Saturday, April 10, 2004

Religous Bigotry

In a letter to the Cincinnati Enquirer we read:
Don't let Kerry, atheists, media win
In response to Sen. John Kerry's challenge for Cincinnati to rise up - 'this election is the most important election of our lifetime' - I must agree, but for a much different reason. We've had a brief return to 'One nation under God,' one of which we can be proud. Are we going to continue with a brave and decent man in the White House, who does the right thing, popular or not?
Margery Sowell, Springfield Township
Ms. Sowell is chicken. She is chicken to come out and say what she wants. She wants a President who is a member of her religious sect, or at least a sect that she can relate to or tolerate. Now, John Kerry is Christian, a Roman Catholic to be specific. I am going to guess that Ms. Sowell does not have anything against Catholics. I could be wrong, but I will be that is not the issue.

Friday, April 09, 2004

Round Three

On the third Anniversary of the 2001 riots it appears that the media is going to startbeating on Cincinnati Again. I guess the 1 anniversary and the 2 were not enough. Here is another column on the Dateline programming airing tonight. Tune in and see what the show reports for yourself.

A Lie or a Delay?

Ken Blackwell has chosen a new voting machine for Hamilton County. He chose eSlate, a machine manufactured by Hart InterCivic of Austin, Texas. What I find troubling is what Blackwell's spokesman said:
A joint committee of Ohio's General Assembly recommended Wednesday that by 2006 all county elections boards be required to allow voters to confirm their choices with a paper receipt. Blackwell supports studying the issue of voter-verifiable paper trails but the technology is unavailable and unproven, spokesman Carlo LoParo said Thursday.
The technology exists, whether or not any of the companies are willing to respond to demand is another problem. How could it be "unproven?" You have a machine that currently "writes" the vote to a data disc. It is not difficult to at the same time it writes to the disc it also print out that data in a report that can be verified by the voter and then stored like current paper ballots are stored at the polling place and then Board of Elections. It is not that difficult a process. The paper trail would serve as a back-up, both for a technical error and for a legal challenge to an election.

I will paint LoParo's comments as spin and not a lie, but that is being generous. It is after all the job of a political spokesperson to lie for their boss, but convince as many people as possible that they are not lying.

Thursday, April 08, 2004

A Walter Cronkite Moment?

I am not trying to compare Iraq to Vietnam, even though the political parallels in tactics and policies are obvious, but does these comments from Bill O'Reilly compare at all to Walter Cronkite's famous comments on the Vietnam war. I don't mean to compare Cronkite to O'Reilly. The former is the gold standard in broadcast journalism; the latter is a delusionally ridden ego pretending to be a human television personality.

What O'Reilly is however is a good barometer for the rightwing. If you loose O'Reilly, you lose many hardcore Bush supporters. That is where the comparison to Cronkite comes to bear.
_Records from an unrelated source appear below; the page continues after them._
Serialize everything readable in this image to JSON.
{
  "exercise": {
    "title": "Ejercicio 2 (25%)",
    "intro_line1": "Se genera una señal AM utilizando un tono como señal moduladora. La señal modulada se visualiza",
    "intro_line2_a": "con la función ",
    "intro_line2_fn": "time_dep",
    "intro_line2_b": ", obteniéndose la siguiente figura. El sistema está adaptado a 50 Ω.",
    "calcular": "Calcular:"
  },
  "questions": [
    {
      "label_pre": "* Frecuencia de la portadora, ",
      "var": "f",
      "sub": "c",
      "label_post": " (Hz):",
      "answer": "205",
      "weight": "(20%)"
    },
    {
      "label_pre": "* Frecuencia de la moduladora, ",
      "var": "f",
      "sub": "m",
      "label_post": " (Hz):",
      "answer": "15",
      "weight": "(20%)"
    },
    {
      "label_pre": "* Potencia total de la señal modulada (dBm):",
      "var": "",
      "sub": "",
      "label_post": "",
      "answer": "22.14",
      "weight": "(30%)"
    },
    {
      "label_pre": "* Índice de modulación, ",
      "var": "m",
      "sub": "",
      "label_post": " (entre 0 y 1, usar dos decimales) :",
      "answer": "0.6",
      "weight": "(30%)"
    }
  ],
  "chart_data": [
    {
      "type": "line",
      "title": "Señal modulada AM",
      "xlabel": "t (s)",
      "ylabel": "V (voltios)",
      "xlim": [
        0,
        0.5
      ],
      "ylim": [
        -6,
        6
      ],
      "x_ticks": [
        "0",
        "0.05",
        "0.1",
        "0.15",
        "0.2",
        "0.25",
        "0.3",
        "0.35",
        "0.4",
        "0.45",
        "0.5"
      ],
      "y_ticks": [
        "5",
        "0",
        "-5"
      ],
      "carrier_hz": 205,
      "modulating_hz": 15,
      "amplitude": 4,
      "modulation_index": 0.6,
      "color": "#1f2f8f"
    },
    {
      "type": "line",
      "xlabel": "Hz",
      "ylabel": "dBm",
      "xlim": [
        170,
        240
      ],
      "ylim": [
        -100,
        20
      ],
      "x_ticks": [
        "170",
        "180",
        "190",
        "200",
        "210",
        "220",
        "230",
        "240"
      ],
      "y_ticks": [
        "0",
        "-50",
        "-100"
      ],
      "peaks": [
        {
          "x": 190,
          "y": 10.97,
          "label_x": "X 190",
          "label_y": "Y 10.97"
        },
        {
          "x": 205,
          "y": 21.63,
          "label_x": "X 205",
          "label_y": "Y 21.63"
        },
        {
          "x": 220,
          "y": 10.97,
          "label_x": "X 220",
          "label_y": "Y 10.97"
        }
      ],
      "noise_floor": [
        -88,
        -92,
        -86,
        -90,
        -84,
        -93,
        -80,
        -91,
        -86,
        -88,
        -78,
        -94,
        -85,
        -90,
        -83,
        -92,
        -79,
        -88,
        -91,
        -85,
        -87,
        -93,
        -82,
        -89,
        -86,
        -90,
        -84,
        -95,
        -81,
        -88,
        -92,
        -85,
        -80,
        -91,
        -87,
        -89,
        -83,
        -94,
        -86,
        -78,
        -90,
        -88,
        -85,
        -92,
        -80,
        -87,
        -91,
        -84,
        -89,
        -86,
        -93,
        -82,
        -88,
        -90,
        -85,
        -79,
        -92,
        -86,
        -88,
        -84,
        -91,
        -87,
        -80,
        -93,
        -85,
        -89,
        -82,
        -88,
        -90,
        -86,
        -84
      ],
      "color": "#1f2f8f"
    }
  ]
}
He was seen as the man of mainstream America.

I make these comment tentatively and want opinion on them. Is this such a comment from O'Reilly, or just another rant from a man with such an out of context sense of self righteousness that he actually makes sense to insane child molesters or to Michael Jackson? ( I kid, I kid)

[Via Atrios]

Good News for Voters

Panel urges paper proof for voters
"COLUMBUS - A House-Senate committee studying the security of electronic voting machines recommended Wednesday that boards of election be required to allow Ohio voters to confirm their choices with a paper receipt, beginning in 2006 elections. "
Great news for Ohio voters. The only problem is getting Taft and Blackwell behind this. The problem is the lobby for Diebold Election Systems. If Taft or Blackwell give in the GOP friendly Diebold company, elections in this state will lose a level of security.